Deu-se o insólito de a agora procuradora-geral europeia ter merecido a oposição do seu próprio país (já agora, conviria que Augusto Santos Silva esclarecesse se Portugal foi um dos cinco países que votaram contra).
O perfil escolhido para procuradora geral europeia diz bem do que se pretendeu: alguém que não teme enfrentar o poder político na fiscalização da utilização de fundos europeus.
Não admira que este perfil assuste os políticos de Estados acusados de desrespeito pela separação de poderes e de atentados contra a autonomia do poder judicial – como ouvimos tantas vezes dizer ser o caso da Roménia, da Hungria ou da Polónia.
A má notícia é vermos que o Partido Socialista acaba de colocar Portugal nesse grupo de países. Não é só o afastamento da procuradora Ana Carla Almeida e o facto de esta ter conduzido recentemente processos contra secretários de estado de António Costa. Não é também apenas a circunstância de aquela ter sido a melhor avaliada pelo júri internacional com peritos independentes. Não será ainda exclusivamente o facto de o procedimento do júri nacional nomeado pelo Conselho Superior do Ministério Público ter incorrido em erros.
A tudo isto acresce a evidência de que o Governo – com envolvimento direto da ministra – mentiu quanto ao curriculum do procurador de modo a falsear o seu estatuto e o seu percurso. E vários outros factos que associam no Eurojust José Guerra a Lopes da Mota, procurador que agora está no gabinete da ministra da Justiça e que foi condenado por ter pressionado os procuradores na investigação do processo Freeport, processo no qual um dos visados era irmão do candidato agora escolhido. Ficam demasiadas dúvidas e em política, tantas vezes, o que parece é.
Ao não intervir de modo exemplar e inequívoco, António Costa está a conduzir a uma leitura que acaba por ser inevitável: o Partido Socialista não aprendeu nada com o passado e no poder continua a querer o controlo do regime mais do que a sua bondade.
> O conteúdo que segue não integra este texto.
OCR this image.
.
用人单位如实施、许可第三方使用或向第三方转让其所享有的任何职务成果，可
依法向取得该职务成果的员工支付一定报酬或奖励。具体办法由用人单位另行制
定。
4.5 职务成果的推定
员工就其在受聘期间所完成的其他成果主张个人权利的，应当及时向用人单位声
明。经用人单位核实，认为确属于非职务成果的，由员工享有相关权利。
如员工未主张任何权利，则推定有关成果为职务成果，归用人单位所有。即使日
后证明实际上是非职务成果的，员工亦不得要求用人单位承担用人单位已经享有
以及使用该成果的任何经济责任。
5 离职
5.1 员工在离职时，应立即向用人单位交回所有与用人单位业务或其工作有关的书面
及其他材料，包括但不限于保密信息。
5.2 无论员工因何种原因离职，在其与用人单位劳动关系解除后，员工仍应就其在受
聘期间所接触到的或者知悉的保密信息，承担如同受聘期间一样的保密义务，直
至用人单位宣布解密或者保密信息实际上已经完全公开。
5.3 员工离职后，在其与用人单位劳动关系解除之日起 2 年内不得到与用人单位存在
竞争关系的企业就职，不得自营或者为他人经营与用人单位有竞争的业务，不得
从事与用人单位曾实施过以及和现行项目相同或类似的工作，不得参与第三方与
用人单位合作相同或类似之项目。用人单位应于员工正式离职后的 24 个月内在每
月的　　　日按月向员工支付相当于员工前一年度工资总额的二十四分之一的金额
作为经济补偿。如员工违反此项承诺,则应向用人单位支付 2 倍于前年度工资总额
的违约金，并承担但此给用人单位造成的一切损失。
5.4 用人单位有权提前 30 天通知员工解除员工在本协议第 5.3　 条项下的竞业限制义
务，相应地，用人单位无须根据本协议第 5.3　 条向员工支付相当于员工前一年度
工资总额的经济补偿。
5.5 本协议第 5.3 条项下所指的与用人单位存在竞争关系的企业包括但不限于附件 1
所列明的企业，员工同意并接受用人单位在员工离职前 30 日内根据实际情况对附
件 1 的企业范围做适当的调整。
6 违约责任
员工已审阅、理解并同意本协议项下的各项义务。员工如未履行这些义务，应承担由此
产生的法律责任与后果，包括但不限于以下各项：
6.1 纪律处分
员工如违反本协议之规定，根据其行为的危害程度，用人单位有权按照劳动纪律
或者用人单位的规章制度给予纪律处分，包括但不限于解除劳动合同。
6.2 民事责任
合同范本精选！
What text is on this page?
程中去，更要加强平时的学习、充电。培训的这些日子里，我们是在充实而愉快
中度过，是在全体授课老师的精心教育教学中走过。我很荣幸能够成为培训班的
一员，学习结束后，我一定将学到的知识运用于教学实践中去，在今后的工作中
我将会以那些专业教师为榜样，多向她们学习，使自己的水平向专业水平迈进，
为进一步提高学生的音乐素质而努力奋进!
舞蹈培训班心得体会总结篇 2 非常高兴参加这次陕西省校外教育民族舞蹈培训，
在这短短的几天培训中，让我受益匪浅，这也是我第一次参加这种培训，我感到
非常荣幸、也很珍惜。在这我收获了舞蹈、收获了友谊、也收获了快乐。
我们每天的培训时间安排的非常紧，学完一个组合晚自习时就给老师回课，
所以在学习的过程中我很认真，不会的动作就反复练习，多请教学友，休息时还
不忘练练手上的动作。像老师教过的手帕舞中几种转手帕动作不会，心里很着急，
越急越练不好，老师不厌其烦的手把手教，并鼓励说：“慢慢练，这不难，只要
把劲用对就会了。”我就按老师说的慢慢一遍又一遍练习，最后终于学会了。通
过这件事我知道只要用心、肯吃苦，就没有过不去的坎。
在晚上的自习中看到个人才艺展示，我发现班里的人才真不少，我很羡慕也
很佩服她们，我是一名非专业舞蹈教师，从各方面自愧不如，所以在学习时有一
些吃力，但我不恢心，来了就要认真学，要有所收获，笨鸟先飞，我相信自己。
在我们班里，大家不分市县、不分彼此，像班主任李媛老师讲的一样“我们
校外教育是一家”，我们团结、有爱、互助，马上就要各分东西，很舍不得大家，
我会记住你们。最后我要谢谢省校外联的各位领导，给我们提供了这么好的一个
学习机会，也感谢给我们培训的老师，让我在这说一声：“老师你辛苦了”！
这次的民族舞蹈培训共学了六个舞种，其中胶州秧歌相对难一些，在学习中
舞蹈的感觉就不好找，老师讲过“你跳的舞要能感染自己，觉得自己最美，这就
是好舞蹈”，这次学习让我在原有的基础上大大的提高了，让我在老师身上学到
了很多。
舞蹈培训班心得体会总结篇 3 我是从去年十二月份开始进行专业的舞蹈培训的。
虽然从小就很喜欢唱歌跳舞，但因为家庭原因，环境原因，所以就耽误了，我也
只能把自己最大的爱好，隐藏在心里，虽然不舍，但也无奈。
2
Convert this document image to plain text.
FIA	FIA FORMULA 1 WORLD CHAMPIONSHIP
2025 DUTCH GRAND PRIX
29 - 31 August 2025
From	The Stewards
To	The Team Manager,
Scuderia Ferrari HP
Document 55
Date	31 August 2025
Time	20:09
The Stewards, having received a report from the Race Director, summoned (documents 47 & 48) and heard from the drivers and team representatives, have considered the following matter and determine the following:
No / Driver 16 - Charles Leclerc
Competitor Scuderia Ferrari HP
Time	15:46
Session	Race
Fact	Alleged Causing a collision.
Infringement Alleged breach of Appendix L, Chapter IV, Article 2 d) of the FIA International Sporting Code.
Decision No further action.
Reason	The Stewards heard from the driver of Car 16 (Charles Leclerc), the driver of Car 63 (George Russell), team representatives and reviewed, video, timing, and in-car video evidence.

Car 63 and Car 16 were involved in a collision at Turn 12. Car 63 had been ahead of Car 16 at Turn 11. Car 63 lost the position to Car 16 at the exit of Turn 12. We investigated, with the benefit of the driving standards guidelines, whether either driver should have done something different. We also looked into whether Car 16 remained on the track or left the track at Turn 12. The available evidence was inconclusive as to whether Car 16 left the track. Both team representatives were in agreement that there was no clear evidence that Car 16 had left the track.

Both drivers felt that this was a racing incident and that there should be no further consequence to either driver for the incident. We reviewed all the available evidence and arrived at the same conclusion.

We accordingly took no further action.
Teme mais do que encoraja a investigação sobre aqueles que entre si possam prosseguir e prosseguem o crime. E no seu intento não olha a meios (do Estado) para o fazer.
Esta não é, pois, uma crise qualquer. A crise da Justiça cava muito fundo a desconfiança. E de crise da semana facilmente passa a crise de regime. Como Marcelo Rebelo de Sousa já bem percebeu, esse é o melhor contributo para a radicalização dos eleitores.